First it was BTS, the band who rode the wave of K-Pop and washed up on Western shores playing sell-out gigs, topping charts, and adorning the cover of Time. Then came Parasite, Bong Joon-ho’s blockbuster that overcame the Academy’s historic anglophonic-philia to become the first film not in the English language to bag Best Picture. So perhaps it is not a huge surprise that the lowest-hanging part of a peninsula perched between the giant might of China and the nuclear-armed thuggery of North Korea is also starting its inexorable colonisation of the literary canon.
Hang Kan’s unsettling The Vegetarian won the inaugural Booker International Prize for a single work of fiction in 2016 and dropped a pin on the map of Korean fiction. Kyung-sook Shin’s Please Look After Mom (the first Korean winner of the now, sadly, defunct Asian Booker Prize) sold two million copies and cemented Korea’s reputation as an emerging literary leviathan. But it is Bora Chung’s Cursed Bunny, a collection of short stories shortlisted for the 2022 International Booker Prize that will cement the country’s considerable cultural reputation.
The nine stories, swinging from sci-fi to horror, from the hilarious to the horribly strange, form a vast interior universe ruled by the uncanny.

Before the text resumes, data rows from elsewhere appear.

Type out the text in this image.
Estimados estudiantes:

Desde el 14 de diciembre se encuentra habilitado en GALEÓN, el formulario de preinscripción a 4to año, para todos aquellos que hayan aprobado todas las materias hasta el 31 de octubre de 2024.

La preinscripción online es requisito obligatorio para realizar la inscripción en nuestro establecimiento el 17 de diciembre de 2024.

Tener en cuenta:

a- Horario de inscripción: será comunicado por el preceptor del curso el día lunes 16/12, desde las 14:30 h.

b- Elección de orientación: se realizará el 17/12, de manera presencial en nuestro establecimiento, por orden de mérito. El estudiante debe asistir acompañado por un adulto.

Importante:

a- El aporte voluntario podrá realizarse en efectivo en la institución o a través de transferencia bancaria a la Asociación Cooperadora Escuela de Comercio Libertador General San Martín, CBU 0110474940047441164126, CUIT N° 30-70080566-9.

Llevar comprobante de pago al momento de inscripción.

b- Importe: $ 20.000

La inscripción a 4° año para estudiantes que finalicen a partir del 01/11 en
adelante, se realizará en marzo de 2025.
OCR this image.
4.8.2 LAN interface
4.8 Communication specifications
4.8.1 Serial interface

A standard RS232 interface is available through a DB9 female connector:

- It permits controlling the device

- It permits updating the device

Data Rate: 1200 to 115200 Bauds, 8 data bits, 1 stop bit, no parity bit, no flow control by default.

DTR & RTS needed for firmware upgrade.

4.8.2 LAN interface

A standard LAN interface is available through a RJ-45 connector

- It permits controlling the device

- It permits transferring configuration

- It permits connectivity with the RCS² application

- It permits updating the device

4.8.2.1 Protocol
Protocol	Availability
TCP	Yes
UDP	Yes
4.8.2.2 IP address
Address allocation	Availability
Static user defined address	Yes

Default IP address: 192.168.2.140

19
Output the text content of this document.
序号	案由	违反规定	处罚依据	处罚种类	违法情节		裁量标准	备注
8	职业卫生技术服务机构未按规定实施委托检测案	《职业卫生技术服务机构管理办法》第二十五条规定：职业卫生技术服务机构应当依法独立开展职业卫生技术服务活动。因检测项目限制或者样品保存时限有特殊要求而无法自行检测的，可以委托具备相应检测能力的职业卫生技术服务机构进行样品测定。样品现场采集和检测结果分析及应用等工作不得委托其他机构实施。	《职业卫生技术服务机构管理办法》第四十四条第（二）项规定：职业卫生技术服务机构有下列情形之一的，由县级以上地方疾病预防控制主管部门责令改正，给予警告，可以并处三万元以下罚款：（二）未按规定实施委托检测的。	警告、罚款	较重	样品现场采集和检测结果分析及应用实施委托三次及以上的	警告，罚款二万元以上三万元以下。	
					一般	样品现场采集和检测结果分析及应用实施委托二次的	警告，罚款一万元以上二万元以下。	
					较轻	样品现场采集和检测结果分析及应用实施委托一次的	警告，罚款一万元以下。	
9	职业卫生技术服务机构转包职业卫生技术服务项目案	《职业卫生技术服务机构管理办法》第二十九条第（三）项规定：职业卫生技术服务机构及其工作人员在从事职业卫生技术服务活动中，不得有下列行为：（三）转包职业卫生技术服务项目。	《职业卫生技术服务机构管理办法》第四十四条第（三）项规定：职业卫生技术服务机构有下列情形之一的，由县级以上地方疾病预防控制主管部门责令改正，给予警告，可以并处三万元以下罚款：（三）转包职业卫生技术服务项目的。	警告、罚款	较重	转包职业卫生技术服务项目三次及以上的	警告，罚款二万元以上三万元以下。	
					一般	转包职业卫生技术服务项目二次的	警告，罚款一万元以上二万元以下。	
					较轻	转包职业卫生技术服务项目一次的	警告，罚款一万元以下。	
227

In the first story in the collection, ‘The Head’, a doppelganger emerges out of the bowl of a toilet, composed of everything that had been flushed away. In ‘Cursed Bunny’, the title story, the narrator recalls how her the grandfather aggressively avenged the ruination of his friend by a competitor. In ‘Home Sweet Home’, a family moves to the suburbs to buy a bigger place and live a better life, only to find suburbia empty of all promise, all social expectations defunct. The question, what does it mean to live in contemporary South Korea? lingers.
South Korea, a darling of development that shot from poverty-stricken obscurity to boasting an economy that now outstrips that of Russia – and all without a single barrel of oil or can of gas – has seen seismic societal shifts in the past fifty years. Korean fiction is where the national character is being re-written, and Bora Chung leads its charge.